Sproule agreed in December 2013 to sign for Linfield.

==International career==
Sproule was called into the Northern Ireland squad for the first time in September 2005, immediately after his hat-trick for Hibernian against Rangers. He came on as a substitute in the 1–0 win against England at Windsor Park to win his first cap. Sproule scored a goal on his first start for Northern Ireland, against Estonia on 1 March 2006. Sproule made a total of 11 appearances for Northern Ireland between 2005 and 2007.
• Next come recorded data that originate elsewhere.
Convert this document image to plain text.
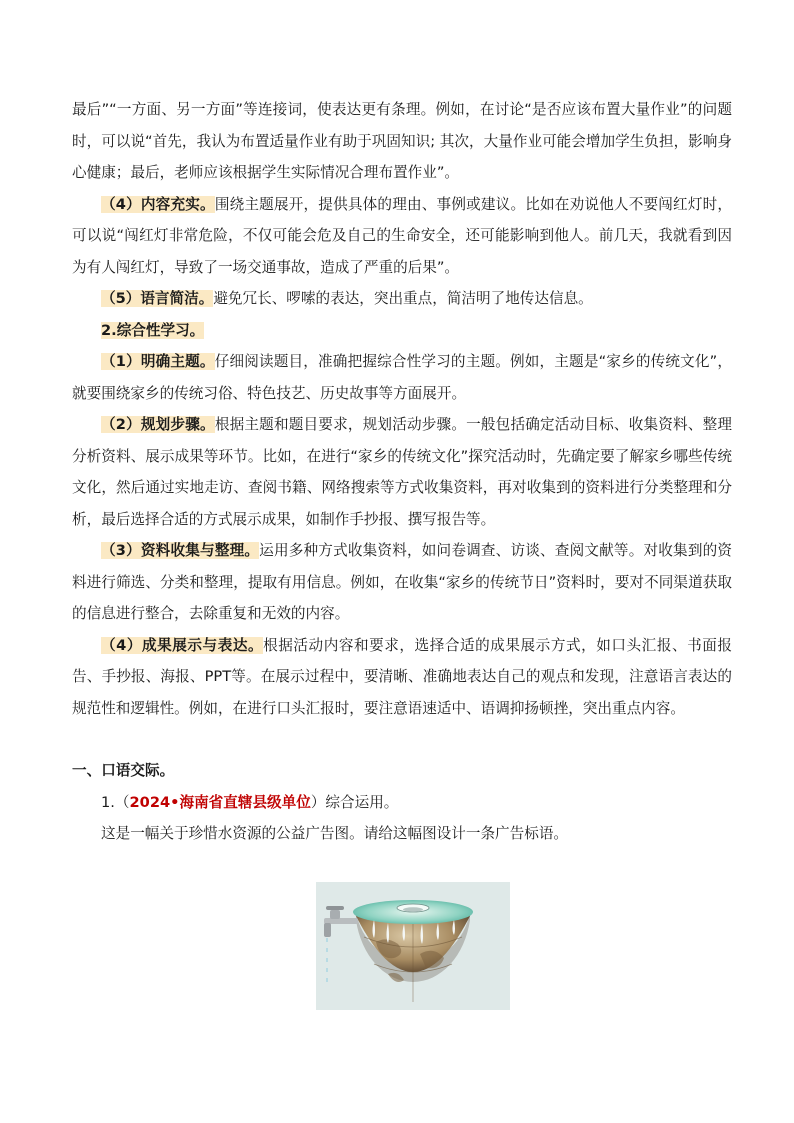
最后”“一方面、另一方面”等连接词，使表达更有条理。例如，在讨论“是否应该布置大量作业”的问题时，可以说“首先，我认为布置适量作业有助于巩固知识; 其次，大量作业可能会增加学生负担，影响身心健康；最后，老师应该根据学生实际情况合理布置作业”。

（4）内容充实。围绕主题展开，提供具体的理由、事例或建议。比如在劝说他人不要闯红灯时，可以说“闯红灯非常危险，不仅可能会危及自己的生命安全，还可能影响到他人。前几天，我就看到因为有人闯红灯，导致了一场交通事故，造成了严重的后果”。

（5）语言简洁。避免冗长、啰嗦的表达，突出重点，简洁明了地传达信息。

2.综合性学习。

（1）明确主题。仔细阅读题目，准确把握综合性学习的主题。例如，主题是“家乡的传统文化”，就要围绕家乡的传统习俗、特色技艺、历史故事等方面展开。

（2）规划步骤。根据主题和题目要求，规划活动步骤。一般包括确定活动目标、收集资料、整理分析资料、展示成果等环节。比如，在进行“家乡的传统文化”探究活动时，先确定要了解家乡哪些传统文化，然后通过实地走访、查阅书籍、网络搜索等方式收集资料，再对收集到的资料进行分类整理和分析，最后选择合适的方式展示成果，如制作手抄报、撰写报告等。

（3）资料收集与整理。运用多种方式收集资料，如问卷调查、访谈、查阅文献等。对收集到的资料进行筛选、分类和整理，提取有用信息。例如，在收集“家乡的传统节日”资料时，要对不同渠道获取的信息进行整合，去除重复和无效的内容。

（4）成果展示与表达。根据活动内容和要求，选择合适的成果展示方式，如口头汇报、书面报告、手抄报、海报、PPT等。在展示过程中，要清晰、准确地表达自己的观点和发现，注意语言表达的规范性和逻辑性。例如，在进行口头汇报时，要注意语速适中、语调抑扬顿挫，突出重点内容。

一、口语交际。

1.（2024•海南省直辖县级单位）综合运用。

这是一幅关于珍惜水资源的公益广告图。请给这幅图设计一条广告标语。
==Scottish and English career statistics==

| Club | Season | League |  | Cup |  | League Cup |  | Other |  | Total |  |
| App | Goals | App | Goals | App | Goals | App | Goals | App | Goals |
| Hibernian | 2004–05 | 7 | 1 | 1 | 0 | 0 | 0 | 0 | 0 | 8 | 1 |
| 2005–06 | 32 | 4 | 4 | 3 | 2 | 0 | 2 | 0 | 40 | 7 |
| 2006–07 | 32 | 7 | 6 | 1 | 4 | 0 | 4 | 2 | 46 | 10 |
| Total | 71 | 12 | 11 | 4 | 6 | 0 | 6 | 2 | 94 | 18 |
| Bristol City | 2007–08 | 40 | 2 | 1 | 0 | 1 | 0 | 2 | 0 | 44 | 2 |
| 2008–09 | 38 | 3 | 2 | 0 | 1 | 0 | 0 | 0 | 41 | 3 |
| 2009–10 | 30 | 1 | 1 | 0 | 2 | 0 | 0 | 0 | 33 | 1 |
| 2010–11 | 11 | 0 | 0 | 0 | 1 | 1 | 0 | 0 | 12 | 1 |
| Total | 119 | 6 | 4 | 0 | 5 | 1 | 2 | 0 | 130 | 7 |
| Yeovil Town (loan) | 2010–11 | 2 | 0 | 0 | 0 | 0 | 0 | 0 | 0 | 2 | 0 |
| Notts County (loan) | 2010–11 | 5 | 0 | 0 | 0 | 0 | 0 | 0 | 0 | 5 | 0 |
| Hibernian | 2011–12 | 34 | 3 | 5 | 0 | 3 | 1 | 0 | 0 | 42 | 4 |
| 2012–13 | 10 | 0 | 1 | 0 | 0 | 0 | 0 | 0 | 11 | 0 |
| Total | 44 | 3 | 6 | 0 | 3 | 1 | 0 | 0 | 53 | 4 |
| Ross County | 2012–13 | 14 | 6 | 0 | 0 | 0 | 0 | 0 | 0 | 14 | 6 |
| 2013–14 | 10 | 2 | 0 | 0 | 1 | 0 | 0 | 0 | 11 | 2 |
| Total | 24 | 8 | 0 | 0 | 1 | 0 | 0 | 0 | 25 | 8 |
| Career total |  | 265 | 29 | 21 | 4 | 15 | 2 | 8 | 2 | 308 | 37 |

===International caps===
Scores and results list Northern Ireland's goal tally first.
International appearances and goals
| App | Date | Venue | Opponent | Result | Goal | Competition |
| 1. | 7 September 2005 | Windsor Park, Belfast | ENG | 1–0 | 0 | 2006 World Cup qualifier |
| 2. | 15 November 2005 | Windsor Park, Belfast | POR | 1–1 | 0 | Friendly |
| 3. | 1 March 2006 | Windsor Park, Belfast | EST | 1–0 | 1 | Friendly |
| 4. | 21 May 2006 | Giants Stadium, New Jersey | URU | 0–1 | 0 | Friendly |
| 5. | 26 May 2006 | Soldier Field, Chicago | ROM | 0–2 | 0 | Friendly |
| 6. | 16 August 2006 | Olympiastadion, Helsinki | FIN | 2–1 | 0 | Friendly |
| 7. | 6 February 2007 | Windsor Park, Belfast | WAL | 0–0 | 0 | Friendly |
| 8. | 28 March 2007 | Windsor Park, Belfast | SWE | 2–1 | 0 | Euro 2008 qualifier |
| 9. | 17 October 2007 | Råsunda Stadium, Solna | SWE | 1–1 | 0 | Euro 2008 qualifier |
| 10. | 17 November 2007 | Windsor Park, Belfast | DEN | 2–1 | 0 | Euro 2008 qualifier |
| 11. | 21 November 2007 | Estadio Gran Canaria, Las Palmas | ESP | 0–1 | 0 | Euro 2008 qualifier |

==Personal life==
Sproule is married and has three sons. A second child was stillborn in November 2009, causing him to miss Bristol City's match against Nottingham Forest. City manager Gary Johnson dedicated their equalising goal in the match to Sproule, who had sent a message of support to his teammates. Johnson commented:

We respect him for thinking of us at a time when we're thinking about him. It was a major shock to all of us and we're all very close to Ivan.